Practice of designing conversation with financial A.I., not chatbot
1. Categorize User Group
Categorize the large user groups when digging deep into ways of talking: deaf, the elder, drunk people, people who have cold, and etc. When designing technology for people, give people options to adjust font size, volume, notifications, and colors.
2. Onboarding for Conversation
When creating onboarding to teach first time and returning users about how to ask questions, there are 3 commonways:
- splash screens showing what the application do;
- list of questions that people can ask on welcome screen;
- step-by-step guides of sample questions.
Then we tested with users and found out people always skipped splash pages except one tester who was a designer appreciating the nice graphic on splash pages. And it’s very easy for users to forget what questions they can ask and try to phrase their questions in certain ways until we instructed them to ask questions more freely.

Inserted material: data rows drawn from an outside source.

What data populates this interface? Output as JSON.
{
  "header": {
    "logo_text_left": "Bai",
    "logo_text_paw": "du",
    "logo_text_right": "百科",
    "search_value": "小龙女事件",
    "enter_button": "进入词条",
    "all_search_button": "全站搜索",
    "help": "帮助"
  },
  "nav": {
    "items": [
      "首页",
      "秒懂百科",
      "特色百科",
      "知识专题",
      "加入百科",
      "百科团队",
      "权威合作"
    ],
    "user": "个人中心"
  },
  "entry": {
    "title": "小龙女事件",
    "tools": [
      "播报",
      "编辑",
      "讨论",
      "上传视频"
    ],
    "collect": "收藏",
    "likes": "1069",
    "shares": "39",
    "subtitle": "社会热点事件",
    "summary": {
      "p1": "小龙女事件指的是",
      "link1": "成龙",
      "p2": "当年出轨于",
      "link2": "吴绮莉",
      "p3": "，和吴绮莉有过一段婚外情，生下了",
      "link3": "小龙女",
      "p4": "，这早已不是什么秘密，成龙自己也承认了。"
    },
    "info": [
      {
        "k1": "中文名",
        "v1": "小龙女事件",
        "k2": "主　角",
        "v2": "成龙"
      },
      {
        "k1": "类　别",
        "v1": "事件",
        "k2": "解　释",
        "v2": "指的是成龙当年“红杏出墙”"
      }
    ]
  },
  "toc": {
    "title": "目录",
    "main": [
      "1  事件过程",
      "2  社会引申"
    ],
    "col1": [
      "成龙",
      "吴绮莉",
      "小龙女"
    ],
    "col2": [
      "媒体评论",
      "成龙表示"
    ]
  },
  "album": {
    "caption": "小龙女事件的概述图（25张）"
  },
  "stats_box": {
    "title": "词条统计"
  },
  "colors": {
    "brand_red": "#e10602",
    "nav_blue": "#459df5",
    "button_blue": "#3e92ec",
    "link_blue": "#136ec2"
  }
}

Things I learnt from designing onboarding for conversation:
- Test with users early
- People always skip onboarding and trying to mess with AI then they ask for help
- Create personalized questions that catering to people’s needs
- Design for the moment
3. Conversational UI
Conversation with AI is one-to-one conversation, or many-to-one conversation, where one person or a group of people interact with artificial intelligence. We are so accustomed to conversation UI where incoming message appears on the left and our message on the right.
Things I learnt from designing conversational UI for A.I.:
- No need to mark names of conversation on the navigation;
- No need to mark who have seen the message like many-to-1 conversation UI does;
- We can remove avatar, time of sending message, and time of receiving message;
- Consider the whole context of conversation, such as devices, time, location, tone, and question length, then respond with proper responses;
- Leveraging more gestures for people to drill in and drill out.
4. Out-of-scope questions
Similar to 404 pages, when AI can’t understand what people are asking about, it’s important to find the balance in design where AI is really trying to answer the questions instead of pretending to be smart.
Things I learnt from designing out-of-scope questions:
- Provide relevant questions that guide
- Reasons AI breaks
- How to fix the break down by myself
- Wait for some time
- Contact the company to fix it
5. Recognition vs Recall
Instead of making people think about what questions they should ask, AI could also notify users about things they should pay attention to. For example, Finie is an AI for personal finance, thus when there is a large transaction exceeds normal amount, Finie will give notification to users instead of waiting for users to check transactions.
Things I learnt from recognition and recall:
- Phrase notification concisely and straight to the point.
- Customize the notification based on location and time. For example, notification on Friday evening can be more informal than Monday morning. And after 12am, notification should be in more polite and gentle tones.
- Recommend next questions when people finish their first conversation with AI.
6. Personal and natural ways of conversation
Talking to A.I. is different from talking to human as there are less visual feedback indicating if the machine understand the question or not. Also people constantly pause to think about questions, rephrasing, repeating, or And people go back and forth with conversation. Thus it’s a challenge for A.I. to learn and adopt diverse ways people have conversations.